Really? That surprises me, especially with their lifetime guarantee. That's not my experience though. You must've been wearing them 24/7 in downtown Baghdad! :icon_smile_wink:

The Docs I bought mid 80s and patrolled in in central London & used when working on the DSU (riot police) are still in very good condition.


----------



## P Hudson (Jul 19, 2008)

If you mean walking through the city, with the occasional easy trail thrown in, I would recommend the AE Fulton as a shoe that fits in the trad range, works with anything from jeans to flannels, and has a good tread.


----------



## eagle2250 (Mar 24, 2006)

srivats said:


> Patrick, is this the alden you had?


Slap a set of plantation crepe soles and heels on those, with an oak bark tanned toe tap, call them an Alden All Weather Walker, and you have the perfect walking shoe...IMHO!


----------



## Joe Beamish (Mar 21, 2008)

Yep, I walk a lot. The soles wear down very quickly on concrete. Wink, smile, wink.

Smile. Wink.



Earl of Ormonde said:


> Really? That surprises me, especially with their lifetime guarantee. That's not my experience though. You must've been wearing them 24/7 in downtown Baghdad! :icon_smile_wink:
> 
> The Docs I bought mid 80s and patrolled in in central London & used when working on the DSU (riot police) are still in very good condition.


----------



## Patrick06790 (Apr 10, 2005)

srivats said:


> Patrick, is this the alden you had?


Similar, but mine are standard calf and a clunkier sole. Closer to this, but without the lug sole. I'll take a picture tomorrow.

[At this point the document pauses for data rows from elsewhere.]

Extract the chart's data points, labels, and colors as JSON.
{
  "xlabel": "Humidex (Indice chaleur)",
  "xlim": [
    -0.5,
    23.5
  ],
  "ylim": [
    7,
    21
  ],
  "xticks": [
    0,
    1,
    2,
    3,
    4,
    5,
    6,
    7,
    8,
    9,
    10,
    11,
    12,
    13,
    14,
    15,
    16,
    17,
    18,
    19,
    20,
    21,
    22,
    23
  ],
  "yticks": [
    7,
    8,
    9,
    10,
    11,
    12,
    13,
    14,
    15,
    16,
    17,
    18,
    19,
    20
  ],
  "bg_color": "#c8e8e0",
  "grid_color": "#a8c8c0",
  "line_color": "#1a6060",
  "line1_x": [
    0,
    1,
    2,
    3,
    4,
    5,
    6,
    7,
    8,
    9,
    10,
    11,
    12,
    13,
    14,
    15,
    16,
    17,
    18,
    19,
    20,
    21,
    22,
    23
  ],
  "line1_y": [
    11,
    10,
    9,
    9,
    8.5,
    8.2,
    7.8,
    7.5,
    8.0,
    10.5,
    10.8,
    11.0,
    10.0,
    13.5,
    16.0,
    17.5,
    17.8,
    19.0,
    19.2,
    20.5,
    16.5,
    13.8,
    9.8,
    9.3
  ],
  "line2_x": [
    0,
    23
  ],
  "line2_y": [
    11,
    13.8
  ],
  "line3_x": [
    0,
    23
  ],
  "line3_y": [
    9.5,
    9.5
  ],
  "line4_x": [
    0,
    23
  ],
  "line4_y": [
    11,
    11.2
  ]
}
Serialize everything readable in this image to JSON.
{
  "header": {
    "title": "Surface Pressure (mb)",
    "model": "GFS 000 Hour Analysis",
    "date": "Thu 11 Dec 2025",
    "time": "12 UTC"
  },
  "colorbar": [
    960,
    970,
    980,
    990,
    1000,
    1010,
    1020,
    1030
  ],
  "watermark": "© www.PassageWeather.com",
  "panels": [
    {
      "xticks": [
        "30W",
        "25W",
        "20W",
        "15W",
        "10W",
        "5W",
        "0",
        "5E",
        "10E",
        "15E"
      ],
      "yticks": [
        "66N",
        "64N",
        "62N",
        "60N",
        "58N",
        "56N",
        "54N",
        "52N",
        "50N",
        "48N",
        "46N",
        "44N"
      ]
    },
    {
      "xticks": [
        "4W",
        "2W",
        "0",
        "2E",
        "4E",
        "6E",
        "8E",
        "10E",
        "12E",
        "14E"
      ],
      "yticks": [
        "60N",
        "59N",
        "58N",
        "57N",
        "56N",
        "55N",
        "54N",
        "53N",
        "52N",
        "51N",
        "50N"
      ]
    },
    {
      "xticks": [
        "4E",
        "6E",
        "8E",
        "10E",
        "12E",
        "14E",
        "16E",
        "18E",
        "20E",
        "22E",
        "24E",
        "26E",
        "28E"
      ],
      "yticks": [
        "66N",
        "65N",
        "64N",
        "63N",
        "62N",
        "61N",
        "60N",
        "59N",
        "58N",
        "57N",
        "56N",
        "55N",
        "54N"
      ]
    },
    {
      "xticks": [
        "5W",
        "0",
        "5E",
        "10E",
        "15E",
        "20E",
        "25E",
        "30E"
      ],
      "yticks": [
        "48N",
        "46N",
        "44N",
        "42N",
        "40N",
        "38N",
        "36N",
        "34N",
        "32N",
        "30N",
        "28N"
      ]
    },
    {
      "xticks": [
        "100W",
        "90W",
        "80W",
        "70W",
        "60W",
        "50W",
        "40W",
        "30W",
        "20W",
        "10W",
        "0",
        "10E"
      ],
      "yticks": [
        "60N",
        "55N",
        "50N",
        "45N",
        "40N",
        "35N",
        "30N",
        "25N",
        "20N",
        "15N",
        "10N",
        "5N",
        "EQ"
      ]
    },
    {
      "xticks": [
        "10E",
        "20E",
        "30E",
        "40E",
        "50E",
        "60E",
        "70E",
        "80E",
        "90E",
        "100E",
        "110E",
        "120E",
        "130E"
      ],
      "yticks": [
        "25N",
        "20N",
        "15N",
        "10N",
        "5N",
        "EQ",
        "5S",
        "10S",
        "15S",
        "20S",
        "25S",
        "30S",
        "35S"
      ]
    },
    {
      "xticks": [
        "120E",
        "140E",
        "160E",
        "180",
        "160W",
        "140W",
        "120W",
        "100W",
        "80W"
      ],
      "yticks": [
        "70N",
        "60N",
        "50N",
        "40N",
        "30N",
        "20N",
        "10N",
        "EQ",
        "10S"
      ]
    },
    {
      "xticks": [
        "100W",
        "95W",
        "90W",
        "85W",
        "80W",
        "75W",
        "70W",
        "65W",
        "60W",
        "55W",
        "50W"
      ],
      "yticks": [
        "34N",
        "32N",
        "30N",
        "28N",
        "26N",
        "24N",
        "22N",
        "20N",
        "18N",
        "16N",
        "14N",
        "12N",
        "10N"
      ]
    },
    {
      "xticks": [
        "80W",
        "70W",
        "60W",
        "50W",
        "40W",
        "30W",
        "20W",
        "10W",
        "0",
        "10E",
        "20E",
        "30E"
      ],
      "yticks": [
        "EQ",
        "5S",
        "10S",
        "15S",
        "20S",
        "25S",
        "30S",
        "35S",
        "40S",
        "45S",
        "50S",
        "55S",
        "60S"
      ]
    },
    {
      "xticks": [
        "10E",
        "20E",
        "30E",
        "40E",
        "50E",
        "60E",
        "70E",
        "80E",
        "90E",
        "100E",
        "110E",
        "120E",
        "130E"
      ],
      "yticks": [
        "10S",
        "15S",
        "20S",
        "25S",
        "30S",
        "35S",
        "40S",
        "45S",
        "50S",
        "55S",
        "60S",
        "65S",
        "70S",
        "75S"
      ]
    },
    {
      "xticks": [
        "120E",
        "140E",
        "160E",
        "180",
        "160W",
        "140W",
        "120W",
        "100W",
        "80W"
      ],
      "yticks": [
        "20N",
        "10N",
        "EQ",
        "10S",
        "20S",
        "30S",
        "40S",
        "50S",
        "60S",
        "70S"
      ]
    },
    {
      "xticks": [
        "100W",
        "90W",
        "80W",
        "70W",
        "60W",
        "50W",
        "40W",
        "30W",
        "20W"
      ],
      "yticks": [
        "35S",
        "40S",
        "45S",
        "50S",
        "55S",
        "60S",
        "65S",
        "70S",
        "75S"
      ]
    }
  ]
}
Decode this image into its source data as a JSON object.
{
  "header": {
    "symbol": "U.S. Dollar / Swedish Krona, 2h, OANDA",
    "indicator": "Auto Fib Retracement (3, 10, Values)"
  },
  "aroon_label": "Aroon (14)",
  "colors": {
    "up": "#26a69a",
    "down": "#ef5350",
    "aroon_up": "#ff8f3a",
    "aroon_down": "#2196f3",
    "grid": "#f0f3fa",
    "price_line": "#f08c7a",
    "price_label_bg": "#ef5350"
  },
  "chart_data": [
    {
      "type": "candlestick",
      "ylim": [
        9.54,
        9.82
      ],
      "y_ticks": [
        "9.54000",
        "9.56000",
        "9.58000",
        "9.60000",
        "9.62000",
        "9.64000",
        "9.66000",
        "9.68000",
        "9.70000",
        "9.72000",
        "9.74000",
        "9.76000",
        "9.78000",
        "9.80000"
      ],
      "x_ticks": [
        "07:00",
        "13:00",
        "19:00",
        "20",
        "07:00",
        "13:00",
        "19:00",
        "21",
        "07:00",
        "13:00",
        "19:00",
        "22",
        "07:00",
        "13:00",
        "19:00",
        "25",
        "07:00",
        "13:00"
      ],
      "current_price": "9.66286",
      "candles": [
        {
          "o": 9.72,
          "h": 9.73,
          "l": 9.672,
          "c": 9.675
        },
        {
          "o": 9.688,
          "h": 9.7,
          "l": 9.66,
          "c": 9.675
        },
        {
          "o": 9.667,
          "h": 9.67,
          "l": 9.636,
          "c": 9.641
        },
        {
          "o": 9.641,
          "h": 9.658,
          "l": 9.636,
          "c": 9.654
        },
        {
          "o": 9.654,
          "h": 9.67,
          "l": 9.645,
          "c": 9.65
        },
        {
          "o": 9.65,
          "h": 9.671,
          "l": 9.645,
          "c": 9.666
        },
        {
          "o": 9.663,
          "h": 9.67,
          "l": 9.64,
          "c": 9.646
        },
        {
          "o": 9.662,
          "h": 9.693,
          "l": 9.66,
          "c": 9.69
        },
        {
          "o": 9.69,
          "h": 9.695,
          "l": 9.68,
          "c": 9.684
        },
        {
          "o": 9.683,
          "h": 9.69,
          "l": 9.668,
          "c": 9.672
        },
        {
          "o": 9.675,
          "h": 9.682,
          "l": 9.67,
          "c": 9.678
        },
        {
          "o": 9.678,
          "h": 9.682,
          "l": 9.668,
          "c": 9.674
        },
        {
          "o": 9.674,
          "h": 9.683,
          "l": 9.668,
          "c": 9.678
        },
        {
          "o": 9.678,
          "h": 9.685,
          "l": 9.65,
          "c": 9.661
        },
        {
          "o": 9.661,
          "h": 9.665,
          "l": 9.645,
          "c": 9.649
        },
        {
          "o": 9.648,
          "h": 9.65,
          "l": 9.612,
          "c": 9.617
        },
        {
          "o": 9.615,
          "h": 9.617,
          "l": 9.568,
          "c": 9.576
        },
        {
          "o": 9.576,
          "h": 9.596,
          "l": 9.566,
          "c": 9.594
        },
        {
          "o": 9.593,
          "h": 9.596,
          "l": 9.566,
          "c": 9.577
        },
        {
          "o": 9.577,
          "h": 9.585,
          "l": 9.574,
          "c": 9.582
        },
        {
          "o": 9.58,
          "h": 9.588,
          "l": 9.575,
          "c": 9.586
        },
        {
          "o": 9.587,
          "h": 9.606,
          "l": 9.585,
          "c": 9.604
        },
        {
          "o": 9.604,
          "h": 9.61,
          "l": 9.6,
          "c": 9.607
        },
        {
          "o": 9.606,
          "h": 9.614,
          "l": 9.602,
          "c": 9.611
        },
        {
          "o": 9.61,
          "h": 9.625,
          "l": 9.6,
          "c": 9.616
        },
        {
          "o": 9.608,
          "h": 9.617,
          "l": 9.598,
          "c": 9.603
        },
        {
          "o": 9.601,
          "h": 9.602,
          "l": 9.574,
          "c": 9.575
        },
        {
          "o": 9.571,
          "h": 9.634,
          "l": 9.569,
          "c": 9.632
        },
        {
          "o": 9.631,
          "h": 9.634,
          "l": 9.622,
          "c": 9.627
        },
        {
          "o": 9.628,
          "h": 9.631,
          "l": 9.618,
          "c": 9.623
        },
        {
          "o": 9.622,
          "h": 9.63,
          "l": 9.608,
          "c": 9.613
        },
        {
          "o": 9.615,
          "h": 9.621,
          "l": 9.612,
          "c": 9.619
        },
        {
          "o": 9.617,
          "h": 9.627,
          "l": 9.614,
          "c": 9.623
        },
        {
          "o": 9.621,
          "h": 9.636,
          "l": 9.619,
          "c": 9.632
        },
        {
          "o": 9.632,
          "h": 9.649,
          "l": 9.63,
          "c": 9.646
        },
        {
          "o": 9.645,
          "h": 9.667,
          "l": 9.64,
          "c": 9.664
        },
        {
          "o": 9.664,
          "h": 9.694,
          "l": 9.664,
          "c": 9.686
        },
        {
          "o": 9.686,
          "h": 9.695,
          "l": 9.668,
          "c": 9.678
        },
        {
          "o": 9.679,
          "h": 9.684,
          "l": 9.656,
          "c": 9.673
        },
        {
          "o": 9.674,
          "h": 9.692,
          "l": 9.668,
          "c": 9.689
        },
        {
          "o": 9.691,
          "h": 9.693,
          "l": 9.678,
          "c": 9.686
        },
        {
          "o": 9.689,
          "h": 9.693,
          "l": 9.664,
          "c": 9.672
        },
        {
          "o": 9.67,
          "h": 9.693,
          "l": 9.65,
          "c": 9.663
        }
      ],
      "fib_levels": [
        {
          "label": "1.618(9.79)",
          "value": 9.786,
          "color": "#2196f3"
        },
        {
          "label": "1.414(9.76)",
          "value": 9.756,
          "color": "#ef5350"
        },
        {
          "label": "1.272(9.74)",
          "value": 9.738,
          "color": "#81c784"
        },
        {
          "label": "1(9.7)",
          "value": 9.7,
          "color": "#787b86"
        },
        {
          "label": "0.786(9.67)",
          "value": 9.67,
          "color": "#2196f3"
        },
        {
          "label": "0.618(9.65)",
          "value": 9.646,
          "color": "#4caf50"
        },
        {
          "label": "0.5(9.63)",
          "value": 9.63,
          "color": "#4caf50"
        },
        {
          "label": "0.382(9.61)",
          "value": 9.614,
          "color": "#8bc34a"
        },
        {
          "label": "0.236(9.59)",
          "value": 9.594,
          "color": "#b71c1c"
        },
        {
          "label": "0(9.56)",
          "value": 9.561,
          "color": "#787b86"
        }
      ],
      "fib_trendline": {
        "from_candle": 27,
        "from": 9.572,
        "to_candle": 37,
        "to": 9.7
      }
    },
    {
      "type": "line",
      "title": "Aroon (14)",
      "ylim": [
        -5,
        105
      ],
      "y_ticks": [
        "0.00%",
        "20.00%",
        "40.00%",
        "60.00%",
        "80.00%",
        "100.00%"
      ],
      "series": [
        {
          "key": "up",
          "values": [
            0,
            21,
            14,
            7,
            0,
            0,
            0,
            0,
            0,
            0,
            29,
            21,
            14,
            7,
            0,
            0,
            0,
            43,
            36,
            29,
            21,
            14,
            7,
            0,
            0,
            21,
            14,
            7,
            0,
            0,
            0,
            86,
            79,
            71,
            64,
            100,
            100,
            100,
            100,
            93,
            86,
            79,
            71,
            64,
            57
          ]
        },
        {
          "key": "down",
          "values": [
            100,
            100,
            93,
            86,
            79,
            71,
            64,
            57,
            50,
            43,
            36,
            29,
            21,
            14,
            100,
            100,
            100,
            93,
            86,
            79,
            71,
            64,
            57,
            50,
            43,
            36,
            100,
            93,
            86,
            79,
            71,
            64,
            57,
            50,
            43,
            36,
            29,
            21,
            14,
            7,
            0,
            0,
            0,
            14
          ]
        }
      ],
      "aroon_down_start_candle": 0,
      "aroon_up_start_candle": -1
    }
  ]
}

They were very cheap, about $125 if I remember right. This was at least five years ago.

https://www.aldenshop.com/DrawOneShoe.asp?CategoryID=64


----------



## P Hudson (Jul 19, 2008)

These are the AE Fultons I mentioned in an earlier post. I'm showing them because they look so much better in person than the stock image on the AE site.

Of course, it is entirely possible that my picture doesn't do them any justice either. They look overly creased because I am sitting in such a contorted position that it caused me to curl my toes.


----------



## Patrick06790 (Apr 10, 2005)

Lousy pix of the Aldens I mentioned. The other pair is tan. Sorry about the dog hair.


----------